Die dritte Projekttasche war der Versuch etwas wirklich Großes zu entwerfen. Für große Tücher, Schals mit mehreren Knäueln, oder für Jackenprojekte und ähnliches.
Mit 30 cm Höhe, 28 cm Breite, und zusätzlich einer Tiefe von 12 cm, ist diese Tasche fast schon ein kleiner Koffer geworden. Und ich überlege schon eine ganze Weile ob ich noch entsprechende Henkel anbringen soll, damit diese Tasche etwas praktischer zu Handhaben ist.


Anders als bei den herkömmlichen Projekttaschen besteht der Boden hier aus einer durchgehenden Platte, was der Tasche einen stabilen Stand ermöglicht.


Der Plan war eigentlich, einen weit überstehenden Reißverschluß an zu bringen. Mit Hilfe der eingearbeiteten Bügelfalz an den Seiten, hätte sich die Tasche oben schön weit öffnen können. Leider habe ich dann gleich mehrere Fehler gemacht, und musste infolgedessen den Reißverschluß kürzen um die Tasche noch zu retten. Nun ist es eindeutig zu kurz und kann sich leider nicht mehr wie geplant schön weit öffnen. Bei der nächsten Tasche weiß ich besser!


Jedenfalls passen ganz locker 5 bis 6 ungewickelte Stränge Wolle hinein. Und sollte damit auf jeden Fall groß genug für ein Jackenprojekt sein.


Dann habe ich mir noch einen Wollbeutebeutel kreiert.
Beim Wollfestival in Düsseldorf gibt es jedes Jahr die tollen Goodie Bags.
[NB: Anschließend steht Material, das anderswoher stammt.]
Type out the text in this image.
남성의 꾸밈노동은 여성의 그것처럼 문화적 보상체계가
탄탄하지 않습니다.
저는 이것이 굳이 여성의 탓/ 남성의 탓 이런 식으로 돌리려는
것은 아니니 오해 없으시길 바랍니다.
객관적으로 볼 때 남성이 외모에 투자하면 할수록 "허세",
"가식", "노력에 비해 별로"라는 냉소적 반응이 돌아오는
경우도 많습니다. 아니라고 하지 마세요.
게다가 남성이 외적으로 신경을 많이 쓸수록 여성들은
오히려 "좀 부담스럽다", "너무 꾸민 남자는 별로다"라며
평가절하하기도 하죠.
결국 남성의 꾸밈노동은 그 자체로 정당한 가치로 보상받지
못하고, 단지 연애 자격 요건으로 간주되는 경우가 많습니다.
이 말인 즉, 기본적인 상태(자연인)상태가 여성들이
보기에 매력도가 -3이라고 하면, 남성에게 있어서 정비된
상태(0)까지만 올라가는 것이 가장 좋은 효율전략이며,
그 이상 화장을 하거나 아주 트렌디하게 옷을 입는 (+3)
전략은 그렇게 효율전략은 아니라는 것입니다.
Sie sind groß genug dass man damit ausgiebig Wolle shoppen kann, und man kann sie sich bequem über die Schulter hängen.
Wenn ich aber gleichzeitig mit der Kamera unterwegs bin, ist diese Tasche leider eher hinderlich. Sie rutscht mir herunter, behindert mich in meiner Bewegungsfähigkeit, oder ich müsste sie zum Fotografieren wirklich jedes mal ab setzen. Ich war also entweder nur mit der Kamera, oder mit einer Tasche zum Shoppen unterwegs.
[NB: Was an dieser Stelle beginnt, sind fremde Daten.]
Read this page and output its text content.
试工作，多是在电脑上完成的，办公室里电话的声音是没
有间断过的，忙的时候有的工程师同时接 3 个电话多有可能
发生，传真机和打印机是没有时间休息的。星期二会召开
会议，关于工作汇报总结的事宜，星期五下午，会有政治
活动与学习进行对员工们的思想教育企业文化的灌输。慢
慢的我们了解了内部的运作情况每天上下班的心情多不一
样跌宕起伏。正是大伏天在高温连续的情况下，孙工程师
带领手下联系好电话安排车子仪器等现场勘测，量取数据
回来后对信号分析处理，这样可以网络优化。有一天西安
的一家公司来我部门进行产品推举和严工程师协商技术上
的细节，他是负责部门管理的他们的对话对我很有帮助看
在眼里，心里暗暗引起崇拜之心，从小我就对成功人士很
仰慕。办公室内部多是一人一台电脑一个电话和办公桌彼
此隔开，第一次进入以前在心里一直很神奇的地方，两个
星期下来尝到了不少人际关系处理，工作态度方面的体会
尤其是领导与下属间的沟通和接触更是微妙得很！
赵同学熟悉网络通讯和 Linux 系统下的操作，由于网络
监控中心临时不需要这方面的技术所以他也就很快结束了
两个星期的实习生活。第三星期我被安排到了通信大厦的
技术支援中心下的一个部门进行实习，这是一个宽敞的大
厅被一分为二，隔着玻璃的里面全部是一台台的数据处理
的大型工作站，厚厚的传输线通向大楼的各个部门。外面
Während ich meine Projekttaschen genäht habe, entstand in meinem Kopf die Idee eines Wollbeutebeutels. Eine Tasche zum Umhängen, welche genau an meine Körpermaße und meine speziellen Fotografen Bedürfnisse zugeschnitten wäre wollte ich haben. So dass ich immer die Hände zum Fotografieren frei hätte und bei Bedarf meine Wollbeute einfach in die Tasche stecken könnte. Und einen breiten, stabilen aber gleichzeitig auch weichen Gurt sollte sie haben.
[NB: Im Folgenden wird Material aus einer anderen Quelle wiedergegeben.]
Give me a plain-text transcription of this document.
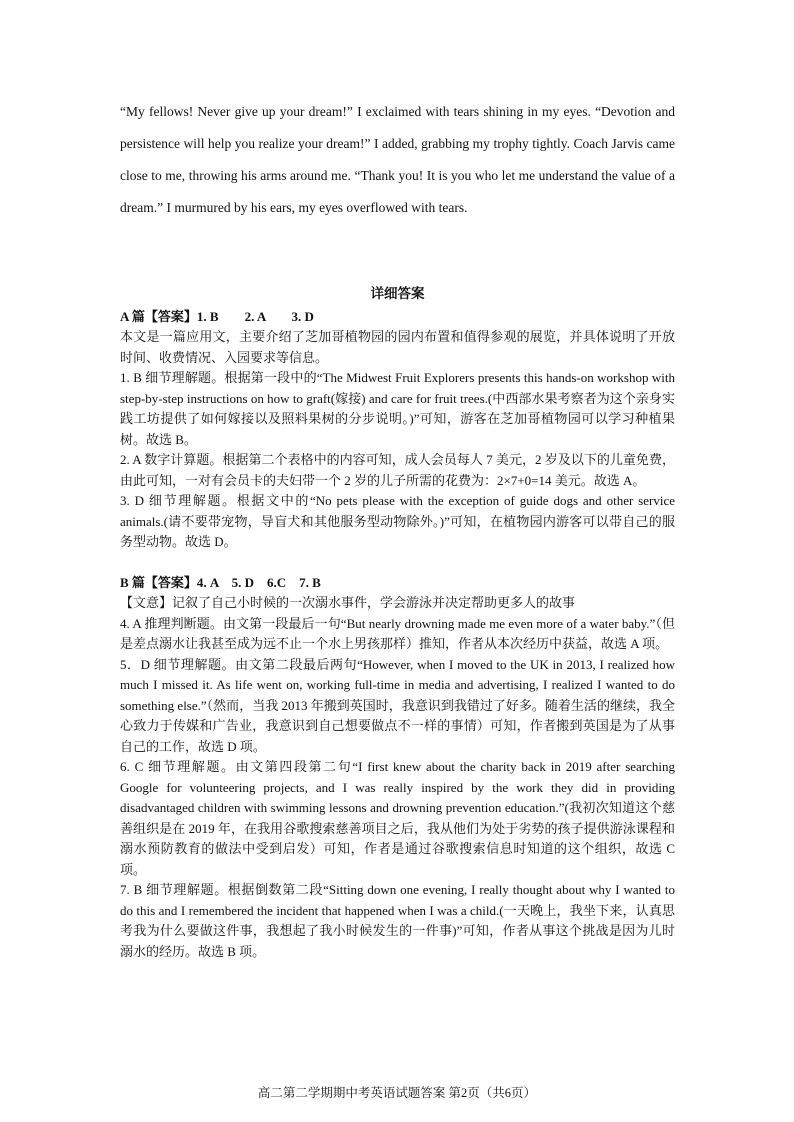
“My fellows! Never give up your dream!” I exclaimed with tears shining in my eyes. “Devotion and persistence will help you realize your dream!” I added, grabbing my trophy tightly. Coach Jarvis came close to me, throwing his arms around me. “Thank you! It is you who let me understand the value of a dream.” I murmured by his ears, my eyes overflowed with tears.

详细答案

A 篇【答案】1. B　　2. A　　3. D

本文是一篇应用文，主要介绍了芝加哥植物园的园内布置和值得参观的展览，并具体说明了开放时间、收费情况、入园要求等信息。

1. B 细节理解题。根据第一段中的“The Midwest Fruit Explorers presents this hands-on workshop with step-by-step instructions on how to graft(嫁接) and care for fruit trees.(中西部水果考察者为这个亲身实践工坊提供了如何嫁接以及照料果树的分步说明。)”可知，游客在芝加哥植物园可以学习种植果树。故选 B。

2. A 数字计算题。根据第二个表格中的内容可知，成人会员每人 7 美元，2 岁及以下的儿童免费，由此可知，一对有会员卡的夫妇带一个 2 岁的儿子所需的花费为：2×7+0=14 美元。故选 A。

3. D 细节理解题。根据文中的“No pets please with the exception of guide dogs and other service animals.(请不要带宠物，导盲犬和其他服务型动物除外。)”可知，在植物园内游客可以带自己的服务型动物。故选 D。

B 篇【答案】4. A　5. D　6.C　7. B

【文意】记叙了自己小时候的一次溺水事件，学会游泳并决定帮助更多人的故事

4. A 推理判断题。由文第一段最后一句“But nearly drowning made me even more of a water baby.”（但是差点溺水让我甚至成为远不止一个水上男孩那样）推知，作者从本次经历中获益，故选 A 项。

5．D 细节理解题。由文第二段最后两句“However, when I moved to the UK in 2013, I realized how much I missed it. As life went on, working full-time in media and advertising, I realized I wanted to do something else.”（然而，当我 2013 年搬到英国时，我意识到我错过了好多。随着生活的继续，我全心致力于传媒和广告业，我意识到自己想要做点不一样的事情）可知，作者搬到英国是为了从事自己的工作，故选 D 项。

6. C 细节理解题。由文第四段第二句“I first knew about the charity back in 2019 after searching Google for volunteering projects, and I was really inspired by the work they did in providing disadvantaged children with swimming lessons and drowning prevention education.”(我初次知道这个慈善组织是在 2019 年，在我用谷歌搜索慈善项目之后，我从他们为处于劣势的孩子提供游泳课程和溺水预防教育的做法中受到启发）可知，作者是通过谷歌搜索信息时知道的这个组织，故选 C 项。

7. B 细节理解题。根据倒数第二段“Sitting down one evening, I really thought about why I wanted to do this and I remembered the incident that happened when I was a child.(一天晚上，我坐下来，认真思考我为什么要做这件事，我想起了我小时候发生的一件事)”可知，作者从事这个挑战是因为儿时溺水的经历。故选 B 项。

高二第二学期期中考英语试题答案 第2页（共6页）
Gesagt, überlegt, entworfen, und genäht!


Die Tasche ist 40 cm breit und 35 cm hoch.
Oberstoff und Innenfutter habe ich im Innenren mit einer Lage Vliesofix versehen, so dass ein guter und stabiler Verbund entstanden ist.


Damit sich die Tasche optimal an meine breiten Hüften anschmiegen kann, habe ich den oberen Rand mit einem leicht runden Ausschnitt versehen. Und für die Optik mit ein wenig Zackenlitze aufgehübscht.


Der Gurt ist 140 cm lang, besteht aus zwei Lagen Stoff, und wurde ebenfalls mit Vlisofix verstärkt. Außerdem mit einer einfachen Steppnaht zusätzlich fixiert.


Ich habe keine Ahnung ob ich den Gurt technisch korrekt aufgesetzt habe, aber ich dachte mir dass es einer Naht bedarf welche die Zugkräfte vom Gurt auf eine möglichst große Fläche und mehrere doppelt gesetzte Nähte verteilt.


Auch diese Tasche kommt nicht ohne kleine Schönheitsfehler aus, so wie hier an der Zackenlitze. Aber so ist das eben, wenn man erst fünf Jahre lang gar nicht näht, und dann gleich mit eigenen Designs los legt.


Insgesamt entspricht der Wollbeutebeutel aber genau meinen Ansprüchen. Noch dazu ist er einzigartig, und oben drauf vielleicht sogar ein Wiedererkennungsmerkmal wenn ich damit auf Wollmärkten unterwegs bin.


Einen ersten Praxistest hat der Wollbeutebeutel übrigens mit Bravor bestanden.
Ich war mit ihm beim Westerwälder Wollfest, und hatte sowohl die Hände zum fotografieren frei, als auch immer eine Tasche in Reichweite um schnell und unkompliziert meine Beute einstecken zu können. Elf Stänge Wolle und etlicher Kleinkram waren zum Schluß gut und sicher darin aufgehoben.


Seit dem Westerwälder Wollfest zieren außerdem diese drei hübschen Buttons zwei meiner Projekttaschen und den Wollbeutebeutel.



Zum Schluß noch ein kleiner Hinweis:
Ebenso wie ich es bei den Socken handhabe, kann man auch diese Taschen bei mir NICHT kaufen und ich werde auch keine Taschen für einen Verkauf anfertigen.
Die Taschen sind für mich, und meinen persönlichen Gebrauch.
Vielleicht werde ich hin und wieder Taschen für liebe Freunde anfertigen, diese jedoch dann ausschließlich als Geschenk verwenden.
Bitte habt Verständnis für meine Haltung und seht von Anfragen via E Mail oder Privat Message über die Sozialen Medien ab. DANKESCHÖN!